The real success of digital transformation, however, lies in how it has affected a cultural change within the organisation, including helping the centurion to be agile. “Today, we cannot imagine running any business process without a digital layer,” says Mr Banerjee. Tata Steel is already thinking ahead and building capabilities to control operations in real time and remotely through virtual command centres.
Towards that, the company has built digital twins for some of the critical processes. The next step would involve creating digital twins for all critical and complex processes. Once in place, these will enable Tata Steel to move from a predictive approach to a prescriptive approach leading to even higher efficiencies, fewer breakdowns, and more cost benefits.

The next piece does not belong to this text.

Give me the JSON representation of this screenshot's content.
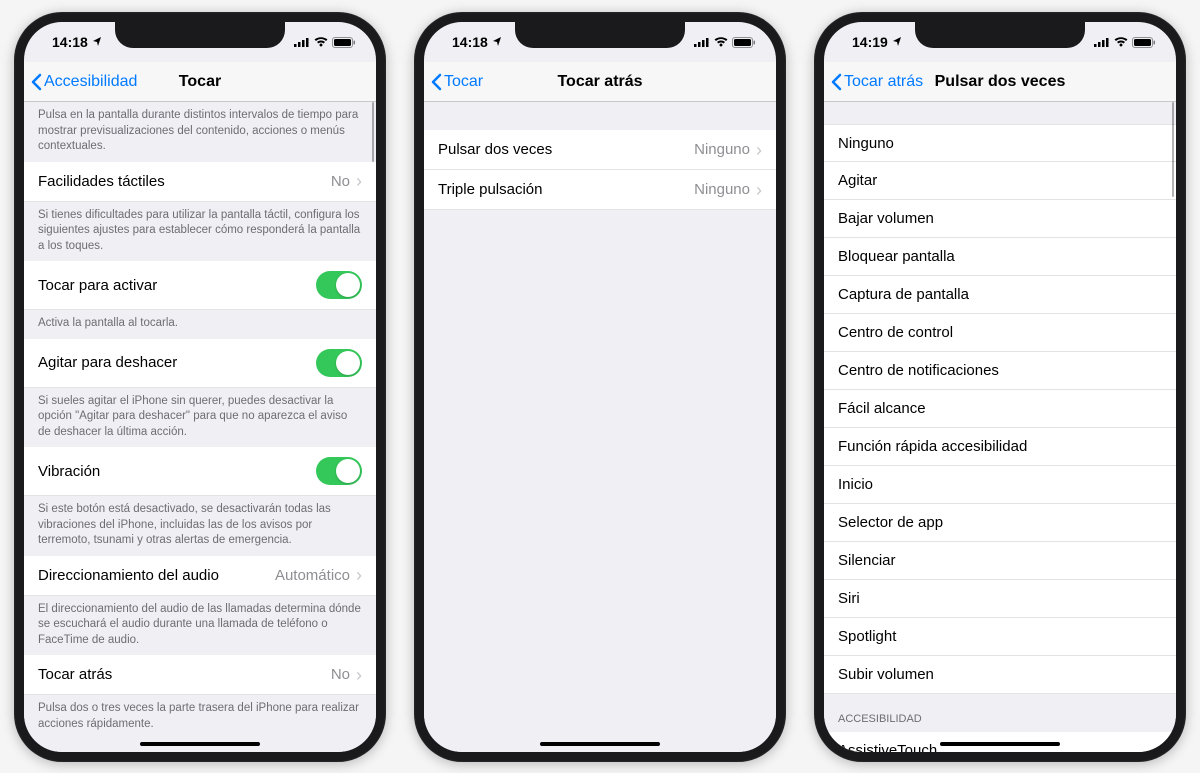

What does the future hold?
Today, Tata Steel has a remote view of the assets and processes, for example, one can remotely see the functioning of the blast furnace but cannot carry out any corrective actions remotely. To do so, someone still has to physically go to the plant and take some actions.
The endgame, as Tata Steel envisages is to be able to control the entire plant remotely through virtual command centres. That’s a tall order and one that involves hugely sophisticated operations. But the plan is to get there in the next three years — well within the company’s goal of becoming a leader by 2025 — by leveraging technology.